Project Summary/Abstract The gut-brain-microbiota axis is increasingly being recognized as an important mediator of overall health and well-being. Significant changes in mental health status including anxiety, depression and cognitive dysfunctions can occur concurrently with systemic diseases. These include, but are not limited to, irritable bowel syndrome, inflammatory bowel disease, hepatic encephalopathy, and diabetes. Critically, changes in the microbiota have been described to occur during these maladies. Highlighting the importance of the microbiota, changes in diversity due to challenge with a bacterial pathogen can cause stress-induced behavioral changes in adult mice. While the effects of the microbiota-gut-brain axis on mental health are emerging in adult mouse models, the critical factors responsible for the establishment of the axis during development are currently unknown. Early life is a time of rapid learning and development. Neonates are more susceptible to serious complications arising from challenge with a bacterial pathogen, than adults. Consequently, neonates must be studied appropriately. Exposure to stress in early life in the form of maternal separation is associated with alterations in the microbiota-gut-brain axis in adulthood, well past exposure to the stressor. These alterations include depressive disorders (as measured by anhedonia), anxiety, cognitive deficits, acute stress-mediated intestinal dysfunction, increased susceptibility to chemical-induced colitis, infection with pathogens, and increased ethanol preference, to name a few. Therefore, changes that affect the establishment of the gut-brain-microbiota axis in the neonatal periods may have profound effects, including mental health issues, throughout life. The overall goals of this project are to determine the effect of neonatal manipulation of the microbiota using challenge with a bacterial pathogen on the development of the microbiota-gut-brain axis. This will be achieved via challenge with enteropathogenic E. coli (EPEC) in neonates, with behavioral and cognitive changes assessed in adulthood, assessing potential host microbial factors, and host defense factors including mucosal barrier function and pattern recognition receptors. Completion of these studies will yield important information regarding the development of the microbiota-gut-brain axis and greater understanding of the regulation of key factors in mental health and well-being.

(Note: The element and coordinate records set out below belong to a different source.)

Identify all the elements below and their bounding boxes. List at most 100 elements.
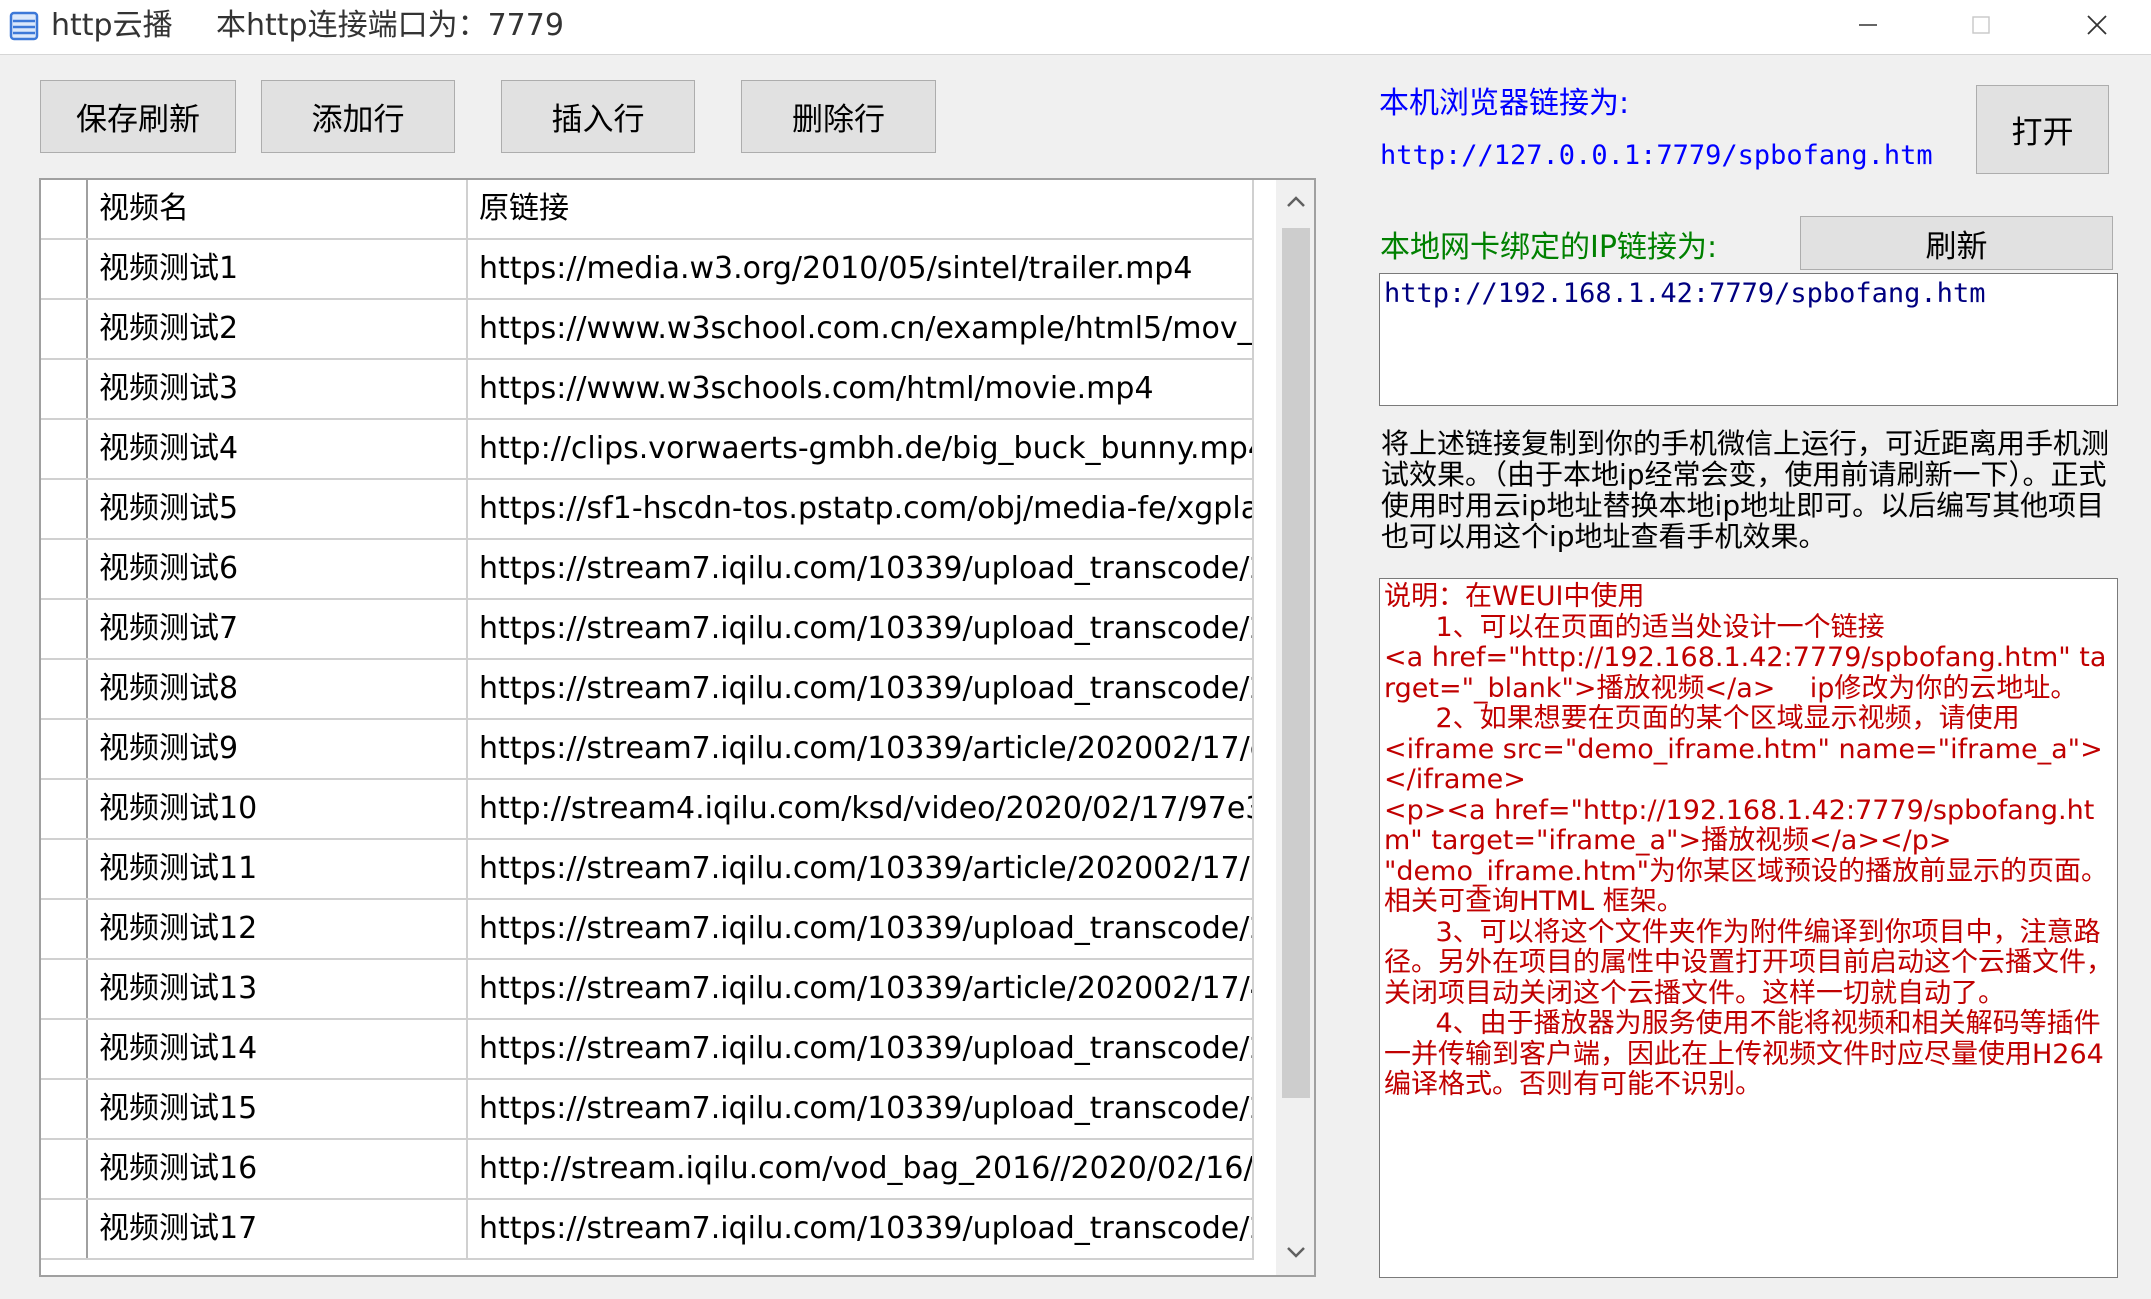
scroll-down-icon[interactable]: [1284, 1242, 1308, 1262]
cell-video-url[interactable]: https://sf1-hscdn-tos.pstatp.com/obj/med…: [468, 480, 1254, 538]
table-row[interactable]: 视频测试14 https://stream7.iqilu.com/10339/up…: [41, 1020, 1254, 1080]
row-header[interactable]: [41, 600, 88, 658]
cell-video-url[interactable]: https://stream7.iqilu.com/10339/upload_t…: [468, 1200, 1254, 1258]
delete-row-button[interactable]: 删除行: [741, 80, 936, 153]
close-button[interactable]: [2052, 0, 2142, 50]
scrollbar-thumb[interactable]: [1282, 228, 1310, 1098]
cell-video-name[interactable]: 视频测试15: [88, 1080, 468, 1138]
maximize-button[interactable]: [1936, 0, 2026, 50]
scroll-up-icon[interactable]: [1284, 192, 1308, 212]
table-row[interactable]: 视频测试17 https://stream7.iqilu.com/10339/up…: [41, 1200, 1254, 1260]
row-header[interactable]: [41, 780, 88, 838]
add-row-button[interactable]: 添加行: [261, 80, 455, 153]
notes-line: 说明：在WEUI中使用: [1384, 581, 1645, 612]
table-row[interactable]: 视频测试1 https://media.w3.org/2010/05/sintel…: [41, 240, 1254, 300]
table-row[interactable]: 视频测试8 https://stream7.iqilu.com/10339/upl…: [41, 660, 1254, 720]
row-header[interactable]: [41, 1140, 88, 1198]
row-header[interactable]: [41, 900, 88, 958]
app-icon: [9, 11, 39, 41]
cell-video-url[interactable]: https://stream7.iqilu.com/10339/upload_t…: [468, 600, 1254, 658]
cell-video-url[interactable]: http://clips.vorwaerts-gmbh.de/big_buck_…: [468, 420, 1254, 478]
ip-link-label: 本地网卡绑定的IP链接为:: [1380, 230, 1718, 265]
table-row[interactable]: 视频测试15 https://stream7.iqilu.com/10339/up…: [41, 1080, 1254, 1140]
row-header[interactable]: [41, 300, 88, 358]
table-row[interactable]: 视频测试3 https://www.w3schools.com/html/movi…: [41, 360, 1254, 420]
notes-line: "demo_iframe.htm"为你某区域预设的播放前显示的页面。相关可查询H…: [1384, 855, 2109, 917]
row-header[interactable]: [41, 660, 88, 718]
cell-video-name[interactable]: 视频测试6: [88, 540, 468, 598]
table-row[interactable]: 视频测试10 http://stream4.iqilu.com/ksd/video…: [41, 780, 1254, 840]
ip-link-url: http://192.168.1.42:7779/spbofang.htm: [1384, 278, 1986, 309]
row-header[interactable]: [41, 420, 88, 478]
cell-video-name[interactable]: 视频测试12: [88, 900, 468, 958]
cell-video-url[interactable]: https://media.w3.org/2010/05/sintel/trai…: [468, 240, 1254, 298]
cell-video-url[interactable]: https://stream7.iqilu.com/10339/article/…: [468, 840, 1254, 898]
cell-video-name[interactable]: 视频测试3: [88, 360, 468, 418]
ip-link-textbox[interactable]: http://192.168.1.42:7779/spbofang.htm: [1379, 273, 2118, 406]
cell-video-url[interactable]: https://www.w3schools.com/html/movie.mp4: [468, 360, 1254, 418]
cell-video-name[interactable]: 视频测试2: [88, 300, 468, 358]
cell-video-url[interactable]: https://stream7.iqilu.com/10339/upload_t…: [468, 660, 1254, 718]
browser-link-url[interactable]: http://127.0.0.1:7779/spbofang.htm: [1380, 140, 1933, 171]
browser-link-label: 本机浏览器链接为:: [1379, 86, 1630, 121]
table-row[interactable]: 视频测试6 https://stream7.iqilu.com/10339/upl…: [41, 540, 1254, 600]
row-header[interactable]: [41, 240, 88, 298]
maximize-icon: [1972, 16, 1990, 34]
cell-video-url[interactable]: https://stream7.iqilu.com/10339/upload_t…: [468, 1080, 1254, 1138]
row-header[interactable]: [41, 480, 88, 538]
notes-line: <iframe src="demo_iframe.htm" name="ifra…: [1384, 733, 2103, 795]
row-header[interactable]: [41, 1020, 88, 1078]
row-header[interactable]: [41, 1200, 88, 1258]
cell-video-name[interactable]: 视频测试7: [88, 600, 468, 658]
table-row[interactable]: 视频测试7 https://stream7.iqilu.com/10339/upl…: [41, 600, 1254, 660]
table-row[interactable]: 视频测试9 https://stream7.iqilu.com/10339/art…: [41, 720, 1254, 780]
cell-video-name[interactable]: 视频测试17: [88, 1200, 468, 1258]
table-row[interactable]: 视频测试4 http://clips.vorwaerts-gmbh.de/big_…: [41, 420, 1254, 480]
cell-video-url[interactable]: https://stream7.iqilu.com/10339/upload_t…: [468, 540, 1254, 598]
insert-row-button[interactable]: 插入行: [501, 80, 695, 153]
row-header-corner: [41, 180, 88, 238]
cell-video-name[interactable]: 视频测试10: [88, 780, 468, 838]
refresh-button[interactable]: 刷新: [1800, 216, 2113, 270]
row-header[interactable]: [41, 960, 88, 1018]
cell-video-url[interactable]: https://stream7.iqilu.com/10339/article/…: [468, 720, 1254, 778]
cell-video-url[interactable]: http://stream.iqilu.com/vod_bag_2016//20…: [468, 1140, 1254, 1198]
table-row[interactable]: 视频测试2 https://www.w3school.com.cn/example…: [41, 300, 1254, 360]
row-header[interactable]: [41, 540, 88, 598]
column-header-url[interactable]: 原链接: [468, 180, 1254, 238]
cell-video-name[interactable]: 视频测试14: [88, 1020, 468, 1078]
cell-video-name[interactable]: 视频测试1: [88, 240, 468, 298]
window-title: http云播: [51, 8, 173, 43]
cell-video-name[interactable]: 视频测试4: [88, 420, 468, 478]
table-row[interactable]: 视频测试5 https://sf1-hscdn-tos.pstatp.com/ob…: [41, 480, 1254, 540]
cell-video-name[interactable]: 视频测试9: [88, 720, 468, 778]
cell-video-url[interactable]: http://stream4.iqilu.com/ksd/video/2020/…: [468, 780, 1254, 838]
table-row[interactable]: 视频测试11 https://stream7.iqilu.com/10339/ar…: [41, 840, 1254, 900]
open-button[interactable]: 打开: [1976, 85, 2109, 174]
cell-video-url[interactable]: https://www.w3school.com.cn/example/html…: [468, 300, 1254, 358]
minimize-icon: [1859, 24, 1877, 26]
row-header[interactable]: [41, 840, 88, 898]
cell-video-name[interactable]: 视频测试8: [88, 660, 468, 718]
minimize-button[interactable]: [1823, 0, 1913, 50]
row-header[interactable]: [41, 1080, 88, 1138]
table-row[interactable]: 视频测试12 https://stream7.iqilu.com/10339/up…: [41, 900, 1254, 960]
video-grid[interactable]: 视频名 原链接 视频测试1 https://media.w3.org/2010/0…: [39, 178, 1316, 1277]
row-header[interactable]: [41, 360, 88, 418]
cell-video-name[interactable]: 视频测试13: [88, 960, 468, 1018]
cell-video-url[interactable]: https://stream7.iqilu.com/10339/upload_t…: [468, 1020, 1254, 1078]
cell-video-name[interactable]: 视频测试16: [88, 1140, 468, 1198]
notes-line: <a href="http://192.168.1.42:7779/spbofa…: [1384, 642, 2107, 704]
title-bar: http云播 本http连接端口为：7779: [0, 0, 2151, 55]
table-row[interactable]: 视频测试13 https://stream7.iqilu.com/10339/ar…: [41, 960, 1254, 1020]
cell-video-name[interactable]: 视频测试11: [88, 840, 468, 898]
vertical-scrollbar[interactable]: [1276, 180, 1314, 1275]
cell-video-name[interactable]: 视频测试5: [88, 480, 468, 538]
save-refresh-button[interactable]: 保存刷新: [40, 80, 236, 153]
table-row[interactable]: 视频测试16 http://stream.iqilu.com/vod_bag_20…: [41, 1140, 1254, 1200]
column-header-name[interactable]: 视频名: [88, 180, 468, 238]
notes-textbox[interactable]: 说明：在WEUI中使用 1、可以在页面的适当处设计一个链接 <a href="h…: [1379, 578, 2118, 1278]
row-header[interactable]: [41, 720, 88, 778]
cell-video-url[interactable]: https://stream7.iqilu.com/10339/upload_t…: [468, 900, 1254, 958]
cell-video-url[interactable]: https://stream7.iqilu.com/10339/article/…: [468, 960, 1254, 1018]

项目摘要/摘要 肠道 - 毛菌轴越来越多地被认为是整体健康和福祉的重要中介者。精神健康状况的重大变化包括焦虑，抑郁和认知功能障碍，可能与全身性疾病同时发生。其中包括但不限于肠易激综合征，炎症性肠病，肝癌和糖尿病。至关重要的是，在这些疾病期间已经描述了微生物群的变化。强调菌群的重要性，由于细菌病原体挑战而导致的多样性变化会导致成年小鼠的压力诱导的行为变化。尽管在成年小鼠模型中，微生物群 - 脑轴对心理健康的影响正在出现，但目前尚不清楚导致轴建立轴的关键因素。 早期生活是一个快速学习和发展的时期。与成年人相比，新生儿更容易受到细菌病原体挑战引起的严重并发症。因此，必须对新生儿进行适当的研究。以母体分离的形式暴露于早期生活中的压力与成年后的微生物群 - 脑轴的改变有关，过去曾暴露于压力源。这些改变包括抑郁症（通过Anhedonia衡量），焦虑，认知缺陷，急性应激介导的肠功能障碍，对化学诱发的结肠炎的易感性增加，病原体感染以及增加的乙醇偏好，仅举几例。因此，在新生儿时期影响肠道脑菌轴的建立的变化可能会产生深远的影响，包括心理健康问题。 该项目的总体目标是使用挑战与细菌病原体挑战对微生物的新生儿操纵对微生物群 - 甲状腺桥轴的发育的影响。这将通过新生儿中的肠病大肠杆菌（EPEC）挑战，在成年期评估行为和认知变化，评估潜在的宿主微生物因子以及宿主防御因素，包括粘膜屏障功能和模式识别受体。这些研究的完成将产生有关微生物核脑轴发展的重要信息，并对对心理健康和福祉关键因素的调节有更多的了解。